Bruce Walker bruce.walker at
Mon Oct 26 10:35:11 EDT 2009

Larry Colen wrote:
> On Sun, Oct 25, 2009 at 07:43:03PM -0400, Bruce Walker wrote:
>> My model is Tina Hung, an aspiring actor/singer/dancer. Tina is 
>> practicing her "serious look" here. :-)
> A very attractive young lady.
>> Makeup & styling: Tina and Louise Peacock
>> Camera: Pentax K20D, DA* 50-135mm F2.8
>> Lighting: Pentax AF-540FGZ x 2,
>>         Westcott 45" shoot-through umbrella,
>>         home-made snoot,
>>         silver Dollar-store auto-reflector.
>> Studio: my living room. :-)
> Excellent use of resources.

Thanks, Larry. I figured you'd appreciate the do-more-with-less aspect! 
:-)  I've been furloughed since the start of September so my new 
equipment budget is non-existent.

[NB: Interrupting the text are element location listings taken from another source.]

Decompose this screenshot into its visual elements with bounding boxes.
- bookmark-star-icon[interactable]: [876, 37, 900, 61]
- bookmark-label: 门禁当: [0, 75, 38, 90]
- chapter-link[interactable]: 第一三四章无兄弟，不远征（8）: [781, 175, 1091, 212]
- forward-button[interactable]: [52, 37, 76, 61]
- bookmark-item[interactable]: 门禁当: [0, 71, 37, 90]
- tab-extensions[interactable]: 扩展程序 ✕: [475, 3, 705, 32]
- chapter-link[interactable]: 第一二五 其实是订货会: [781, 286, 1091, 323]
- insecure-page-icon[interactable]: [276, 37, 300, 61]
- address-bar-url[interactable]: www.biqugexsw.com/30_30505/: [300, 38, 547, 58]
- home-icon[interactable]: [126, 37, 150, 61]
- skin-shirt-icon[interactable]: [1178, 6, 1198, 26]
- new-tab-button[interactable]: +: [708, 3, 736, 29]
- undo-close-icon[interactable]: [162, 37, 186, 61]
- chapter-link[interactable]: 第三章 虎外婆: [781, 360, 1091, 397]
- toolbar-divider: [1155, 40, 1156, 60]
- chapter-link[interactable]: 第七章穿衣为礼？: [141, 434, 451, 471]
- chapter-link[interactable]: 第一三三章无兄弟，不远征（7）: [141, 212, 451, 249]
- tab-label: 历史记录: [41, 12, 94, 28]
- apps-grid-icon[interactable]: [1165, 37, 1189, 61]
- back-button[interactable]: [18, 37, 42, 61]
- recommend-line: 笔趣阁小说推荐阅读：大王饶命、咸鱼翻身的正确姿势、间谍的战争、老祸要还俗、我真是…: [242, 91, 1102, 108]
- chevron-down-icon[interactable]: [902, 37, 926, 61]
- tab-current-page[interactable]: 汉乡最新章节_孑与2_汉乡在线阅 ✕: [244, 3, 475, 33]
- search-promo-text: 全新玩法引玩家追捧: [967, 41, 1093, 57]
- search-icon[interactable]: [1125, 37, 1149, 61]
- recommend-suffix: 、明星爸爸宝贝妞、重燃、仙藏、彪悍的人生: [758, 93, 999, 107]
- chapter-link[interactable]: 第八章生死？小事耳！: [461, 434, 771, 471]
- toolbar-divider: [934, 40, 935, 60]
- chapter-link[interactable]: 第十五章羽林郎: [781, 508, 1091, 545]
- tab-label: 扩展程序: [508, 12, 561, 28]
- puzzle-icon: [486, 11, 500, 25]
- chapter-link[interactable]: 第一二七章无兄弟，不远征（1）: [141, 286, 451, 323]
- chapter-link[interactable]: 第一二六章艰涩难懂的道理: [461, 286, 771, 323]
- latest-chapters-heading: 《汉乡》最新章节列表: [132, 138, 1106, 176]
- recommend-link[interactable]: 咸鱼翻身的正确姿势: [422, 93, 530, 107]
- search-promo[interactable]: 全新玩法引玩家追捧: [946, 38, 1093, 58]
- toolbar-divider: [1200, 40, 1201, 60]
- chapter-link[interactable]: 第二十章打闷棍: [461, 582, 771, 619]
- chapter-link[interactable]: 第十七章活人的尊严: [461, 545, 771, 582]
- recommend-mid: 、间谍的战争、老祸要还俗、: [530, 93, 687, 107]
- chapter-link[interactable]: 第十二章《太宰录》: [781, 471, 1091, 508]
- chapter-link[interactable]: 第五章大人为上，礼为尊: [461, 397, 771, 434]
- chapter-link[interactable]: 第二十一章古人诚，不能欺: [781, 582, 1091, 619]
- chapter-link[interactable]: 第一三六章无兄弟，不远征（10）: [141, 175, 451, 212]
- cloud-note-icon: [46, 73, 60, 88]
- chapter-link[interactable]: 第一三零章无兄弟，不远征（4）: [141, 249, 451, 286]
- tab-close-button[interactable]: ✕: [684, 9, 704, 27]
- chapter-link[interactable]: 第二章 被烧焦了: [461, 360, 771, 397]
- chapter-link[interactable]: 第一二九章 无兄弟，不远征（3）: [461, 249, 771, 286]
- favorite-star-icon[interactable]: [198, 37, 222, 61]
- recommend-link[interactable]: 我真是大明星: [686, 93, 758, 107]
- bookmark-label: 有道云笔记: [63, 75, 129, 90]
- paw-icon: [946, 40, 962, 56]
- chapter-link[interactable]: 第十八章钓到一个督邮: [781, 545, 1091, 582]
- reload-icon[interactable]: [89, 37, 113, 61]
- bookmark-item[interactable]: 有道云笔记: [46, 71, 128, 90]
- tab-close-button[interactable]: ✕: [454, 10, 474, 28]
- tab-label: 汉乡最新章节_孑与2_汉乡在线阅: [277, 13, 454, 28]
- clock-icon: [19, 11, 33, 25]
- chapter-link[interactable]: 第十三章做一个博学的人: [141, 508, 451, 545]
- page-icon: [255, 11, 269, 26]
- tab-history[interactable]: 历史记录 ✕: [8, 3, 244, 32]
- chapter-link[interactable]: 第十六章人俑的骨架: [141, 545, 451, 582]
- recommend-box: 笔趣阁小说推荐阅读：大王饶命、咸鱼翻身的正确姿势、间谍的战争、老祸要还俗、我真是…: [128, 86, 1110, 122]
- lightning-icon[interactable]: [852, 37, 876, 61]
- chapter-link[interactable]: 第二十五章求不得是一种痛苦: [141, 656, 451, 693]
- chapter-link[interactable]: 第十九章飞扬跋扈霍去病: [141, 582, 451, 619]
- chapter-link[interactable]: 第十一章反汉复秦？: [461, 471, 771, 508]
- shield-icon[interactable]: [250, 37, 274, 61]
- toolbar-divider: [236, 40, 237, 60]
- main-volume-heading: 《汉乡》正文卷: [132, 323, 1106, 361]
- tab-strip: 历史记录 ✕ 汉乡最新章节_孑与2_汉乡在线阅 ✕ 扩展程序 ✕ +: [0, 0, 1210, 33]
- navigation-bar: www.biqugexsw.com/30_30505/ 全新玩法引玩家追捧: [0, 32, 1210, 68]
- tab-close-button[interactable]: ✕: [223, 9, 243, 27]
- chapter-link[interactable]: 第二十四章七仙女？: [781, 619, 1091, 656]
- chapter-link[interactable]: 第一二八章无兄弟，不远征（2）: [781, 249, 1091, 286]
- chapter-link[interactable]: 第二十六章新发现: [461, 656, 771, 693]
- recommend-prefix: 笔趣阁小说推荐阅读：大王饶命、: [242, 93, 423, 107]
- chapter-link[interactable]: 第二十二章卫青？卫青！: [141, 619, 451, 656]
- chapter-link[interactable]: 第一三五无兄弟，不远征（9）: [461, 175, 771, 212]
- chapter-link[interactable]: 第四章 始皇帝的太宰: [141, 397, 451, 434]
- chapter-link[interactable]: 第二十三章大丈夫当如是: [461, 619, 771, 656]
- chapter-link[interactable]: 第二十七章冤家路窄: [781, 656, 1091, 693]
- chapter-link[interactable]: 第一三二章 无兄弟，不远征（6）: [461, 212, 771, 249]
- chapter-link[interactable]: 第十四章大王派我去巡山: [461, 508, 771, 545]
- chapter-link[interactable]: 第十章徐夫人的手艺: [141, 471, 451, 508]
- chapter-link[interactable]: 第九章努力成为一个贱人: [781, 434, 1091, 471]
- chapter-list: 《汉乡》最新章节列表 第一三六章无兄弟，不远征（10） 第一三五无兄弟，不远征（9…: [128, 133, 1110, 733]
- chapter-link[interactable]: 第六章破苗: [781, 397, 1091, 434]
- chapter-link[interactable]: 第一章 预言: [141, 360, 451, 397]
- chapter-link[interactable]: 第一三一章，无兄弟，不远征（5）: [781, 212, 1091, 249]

Total extra expenses outlay for this 
shoot: $30, for the umbrella and some drugstore rechargeable AA's. 
(Which crapped-out, btw. D'oh!)  I badly need an incident light meter, 
but that must wait.

>> Comments gratefully received.
> Very nice use of shadows on the backdrop in this one:
> Please explain how you did it so that I can steal it.
>    Larry

Heh! Well, sure. :-) It was a completely spur of the moment idea, but 
inspired by stuff I've seen Joe McNally do (like in The Hotshoe Diaries).

I used an Ikea 3-panel free-standing room divider that was in the living 
room / studio. It's a wooden glossy black affair that forms a lattice of 
roughly two-inch squares (which are impossible to dust, btw).  Has a few 
decorations hanging from it which I left in place.  I positioned the 
divider so it was standing at roughly 90 degrees to the white wall 
behind the model. I set up a flash on a tripod out in the hall, about 
6-8 feet away from the divider.  I snooted the flash with a foot-long 
rolled-up piece of black paper and aimed it so it would fire through the 
divider and cast a shadow on the wall behind the model, who btw was 
standing about 4 feet from the wall.

I did a couple of test shots of just the wall to establish how that 
would look. The flash was set to about 1/2 power 'cause I wanted a 
strong shadow.

Then I setup the main flash in the umbrella on a light stand 
camera-right and about 6ft up, pointing right at Tina's face at about 45 
degrees to her.  Took a few shots while adjusting the power, and got 
this one you saw.  I don't recall the final power ratio, but it was 
something like 1/8; enough to see the subject but not wash out the 

Finally, during PP in ACR I added a gradient to reduce the exposure 
towards the left so it looks like it's receding into the distance.